Speziell im Rechtsbereich liegt unser Hauptaugenmerk unweigerlich auf Datenschutz und Vertraulichkeit. Schliesslich hantieren wir mit äusserst sensiblen internen und externen Informationen, sind unseren Mandant*innen gegenüber verpflichtet und agieren unter Schweigepflicht. Die initiale Frage beim Auswahlprozess der KI muss also lauten: Wie verarbeitet und nutzt das Tool die von uns eingespeisten Daten? Denn manche Software-Anbieter verarbeiten Daten für eigene Zwecke, was im Umkehrschluss ein Sicherheitsrisiko darstellt – etwa, um die KI weiter zu trainieren.
Diese Fragen helfen zu Beginn, ein fundiertes Bild über den Anbieter zu zeichnen:
- Erklärt sich der KI-Entwickler idealerweise bereit, ein NDA zu unterzeichnen?
- Sind die KI-Unternehmen Eigentümer ihrer Datenspeicher? Falls ja, ist das ein gutes Indiz dafür, dass die Kontrolle der Daten nicht an Drittanbieter verloren geht.
- Kann der (potenzielle) Partner Sicherheitszertifikate vorweisen? Zertifikate wie das ISO 27001-Zertifikat des Bundesamts für Sicherheit und Informationstechnik belegen ein standardisiertes Mass an Sicherheit.

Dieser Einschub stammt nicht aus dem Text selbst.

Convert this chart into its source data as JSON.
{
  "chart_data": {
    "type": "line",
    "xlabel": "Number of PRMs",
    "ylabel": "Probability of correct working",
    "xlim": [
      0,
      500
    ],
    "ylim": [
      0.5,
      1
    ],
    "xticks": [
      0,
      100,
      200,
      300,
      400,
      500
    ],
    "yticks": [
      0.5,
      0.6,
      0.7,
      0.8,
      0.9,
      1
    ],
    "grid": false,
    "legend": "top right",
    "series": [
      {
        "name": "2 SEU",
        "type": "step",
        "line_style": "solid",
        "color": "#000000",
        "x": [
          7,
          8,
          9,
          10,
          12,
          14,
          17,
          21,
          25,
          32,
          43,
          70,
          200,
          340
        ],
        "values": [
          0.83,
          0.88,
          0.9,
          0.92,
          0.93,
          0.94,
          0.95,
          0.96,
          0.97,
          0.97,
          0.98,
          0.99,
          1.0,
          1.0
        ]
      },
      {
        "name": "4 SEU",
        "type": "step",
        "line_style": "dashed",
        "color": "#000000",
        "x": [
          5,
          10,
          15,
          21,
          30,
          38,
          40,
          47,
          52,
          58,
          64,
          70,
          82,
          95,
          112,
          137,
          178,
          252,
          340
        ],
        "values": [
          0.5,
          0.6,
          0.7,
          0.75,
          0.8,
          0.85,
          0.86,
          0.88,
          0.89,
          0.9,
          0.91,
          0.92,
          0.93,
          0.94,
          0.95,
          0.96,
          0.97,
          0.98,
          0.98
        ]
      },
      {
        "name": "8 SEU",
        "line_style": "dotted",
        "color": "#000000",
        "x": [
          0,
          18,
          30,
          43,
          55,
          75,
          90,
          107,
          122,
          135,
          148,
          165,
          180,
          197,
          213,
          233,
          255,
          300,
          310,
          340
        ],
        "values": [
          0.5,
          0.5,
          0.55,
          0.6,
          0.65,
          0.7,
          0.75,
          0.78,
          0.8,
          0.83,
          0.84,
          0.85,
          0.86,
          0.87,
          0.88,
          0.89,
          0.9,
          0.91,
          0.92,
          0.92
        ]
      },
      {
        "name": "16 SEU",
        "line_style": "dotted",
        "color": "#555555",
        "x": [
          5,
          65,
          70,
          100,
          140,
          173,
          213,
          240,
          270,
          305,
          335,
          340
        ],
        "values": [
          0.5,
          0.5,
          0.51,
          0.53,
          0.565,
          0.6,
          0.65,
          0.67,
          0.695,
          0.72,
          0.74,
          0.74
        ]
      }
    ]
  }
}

- Wird End-To-End-Verschlüsselung (E2EE) genutzt und werden die Daten nach Verarbeitung gelöscht? E2EE sollte gerade bei hochsensiblen Daten zwingend vorliegen. Zudem verspricht eine umgehende Löschung nach Verarbeitung der Daten einen bewussten oder irrtümlichen Missbrauch, beispielsweise durch Hackerangriffe.

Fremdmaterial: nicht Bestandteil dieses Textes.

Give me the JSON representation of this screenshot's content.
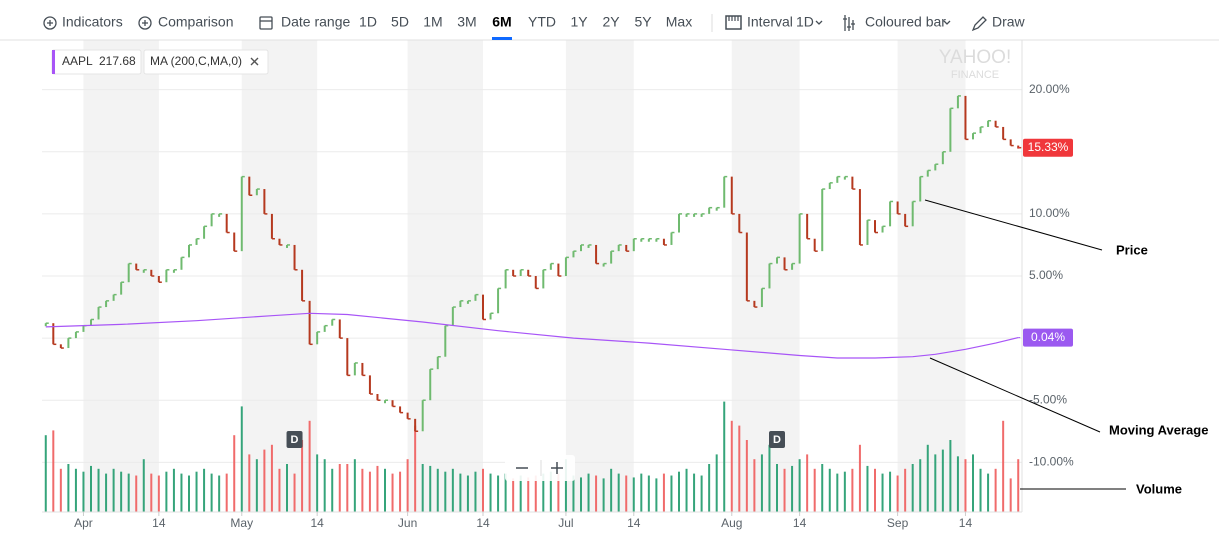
{
  "toolbar": {
    "indicators": "Indicators",
    "comparison": "Comparison",
    "date_range": "Date range",
    "ranges": [
      "1D",
      "5D",
      "1M",
      "3M",
      "6M",
      "YTD",
      "1Y",
      "2Y",
      "5Y",
      "Max"
    ],
    "active_range": 4,
    "interval": "Interval",
    "interval_value": "1D",
    "chart_style": "Coloured bar",
    "draw": "Draw"
  },
  "legend": {
    "symbol": "AAPL",
    "price": "217.68",
    "indicator": "MA (200,C,MA,0)"
  },
  "watermark": [
    "YAHOO!",
    "FINANCE"
  ],
  "chart_data": {
    "type": "bar",
    "ylim": [
      -14,
      24
    ],
    "yticks": [
      {
        "value": 20,
        "label": "20.00%"
      },
      {
        "value": 10,
        "label": "10.00%"
      },
      {
        "value": 5,
        "label": "5.00%"
      },
      {
        "value": -5,
        "label": "-5.00%"
      },
      {
        "value": -10,
        "label": "-10.00%"
      }
    ],
    "grid_values": [
      20,
      15,
      10,
      5,
      0,
      -5,
      -10
    ],
    "xlim": [
      -0.5,
      129.5
    ],
    "xticks": [
      {
        "value": 5,
        "label": "Apr"
      },
      {
        "value": 15,
        "label": "14"
      },
      {
        "value": 26,
        "label": "May"
      },
      {
        "value": 36,
        "label": "14"
      },
      {
        "value": 48,
        "label": "Jun"
      },
      {
        "value": 58,
        "label": "14"
      },
      {
        "value": 69,
        "label": "Jul"
      },
      {
        "value": 78,
        "label": "14"
      },
      {
        "value": 91,
        "label": "Aug"
      },
      {
        "value": 100,
        "label": "14"
      },
      {
        "value": 113,
        "label": "Sep"
      },
      {
        "value": 122,
        "label": "14"
      }
    ],
    "series": [
      {
        "name": "AAPL",
        "up_color": "#6fba6f",
        "down_color": "#b5391f",
        "values": [
          1.2,
          -0.5,
          -0.8,
          0,
          0.5,
          1,
          1.5,
          2.5,
          3,
          3.5,
          4.5,
          6,
          5.5,
          5.5,
          5,
          4.5,
          5.5,
          5.5,
          6.5,
          7.5,
          8,
          9,
          10,
          10,
          8.5,
          7,
          13,
          11.5,
          12,
          10,
          8,
          7.5,
          7.5,
          5.5,
          3,
          -0.5,
          0.5,
          1,
          1.5,
          0,
          -3,
          -2,
          -3,
          -4.5,
          -5,
          -5,
          -5.5,
          -6,
          -6.5,
          -7.5,
          -5,
          -2.5,
          -1.5,
          1,
          2.5,
          3,
          3,
          3.5,
          1.5,
          2,
          4,
          5.5,
          5,
          5.5,
          5,
          4,
          5.5,
          6,
          5,
          6.5,
          7,
          7.5,
          7.5,
          6,
          6,
          7,
          7.5,
          7,
          8,
          8,
          8,
          8,
          7.5,
          8.5,
          10,
          10,
          10,
          10,
          10.5,
          10.5,
          13,
          10,
          8.5,
          3,
          2.5,
          4,
          6,
          6.5,
          5.5,
          6,
          10,
          8,
          7,
          12,
          12.5,
          13,
          13,
          12,
          7.5,
          9.5,
          8.5,
          9,
          11,
          10,
          9,
          11,
          13,
          13.5,
          14,
          15,
          18.5,
          19.5,
          16,
          16.5,
          17,
          17.5,
          17,
          16,
          15.5,
          15.33
        ],
        "last_label": "15.33%",
        "label_color": "#f0373b"
      },
      {
        "name": "MA (200,C,MA,0)",
        "color": "#a855f7",
        "x": [
          0,
          10,
          20,
          30,
          35,
          40,
          50,
          60,
          70,
          80,
          90,
          100,
          105,
          110,
          115,
          118,
          122,
          126,
          129
        ],
        "values": [
          0.9,
          1.1,
          1.4,
          1.8,
          2,
          1.9,
          1.3,
          0.6,
          0,
          -0.4,
          -0.9,
          -1.4,
          -1.6,
          -1.6,
          -1.5,
          -1.3,
          -0.9,
          -0.4,
          0.04
        ],
        "last_label": "0.04%",
        "label_color": "#9b59f0"
      }
    ],
    "volume": {
      "ylim": [
        0,
        125
      ],
      "up_color": "#35a47a",
      "down_color": "#f06b6b",
      "values": [
        80,
        85,
        45,
        50,
        45,
        42,
        48,
        45,
        40,
        45,
        42,
        40,
        38,
        55,
        40,
        38,
        42,
        45,
        40,
        38,
        42,
        45,
        40,
        38,
        40,
        80,
        110,
        60,
        55,
        65,
        70,
        45,
        50,
        40,
        75,
        95,
        60,
        55,
        45,
        50,
        50,
        55,
        45,
        42,
        48,
        45,
        40,
        42,
        55,
        90,
        50,
        48,
        45,
        42,
        45,
        40,
        38,
        42,
        45,
        40,
        38,
        40,
        35,
        38,
        36,
        38,
        40,
        42,
        40,
        55,
        38,
        36,
        40,
        38,
        35,
        45,
        40,
        38,
        36,
        40,
        38,
        35,
        40,
        38,
        42,
        45,
        40,
        38,
        50,
        60,
        115,
        95,
        90,
        75,
        55,
        60,
        70,
        50,
        45,
        48,
        55,
        60,
        45,
        50,
        45,
        40,
        42,
        45,
        70,
        48,
        45,
        40,
        42,
        38,
        45,
        50,
        55,
        70,
        60,
        65,
        75,
        58,
        55,
        60,
        45,
        40,
        45,
        95,
        35,
        55
      ]
    },
    "events": [
      {
        "x": 33,
        "label": "D"
      },
      {
        "x": 97,
        "label": "D"
      }
    ],
    "annotations": [
      "Price",
      "Moving Average",
      "Volume"
    ]
  }
}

Zudem sollte man natürlich auch die lokalen gesetzlichen Gegebenheiten beachten. In Deutschland wurden etwa die einschlägigen Vorschriften in § 203 des Strafgesetzbuchs und § 43e der Bundesrechtsanwaltsordnung um die Begriffe der ‘mitwirkenden Personen’ und ‘Dienstleister’ erweitert, sodass Rechtsunternehmen grundsätzlich externe Dienstleister zur beschäftigen oder deren Software nutzen können. Vor der KI-Nutzung sollten Schweizer Rechtsunternehmen ähnliche gesetzliche Rahmenbedingungen prüfen.
Über den Gesprächspartner:
Dr. Axel Frhr. von dem Bussche ist Partner und Fachanwalt für Informationstechnologierecht bei Taylor Wessing.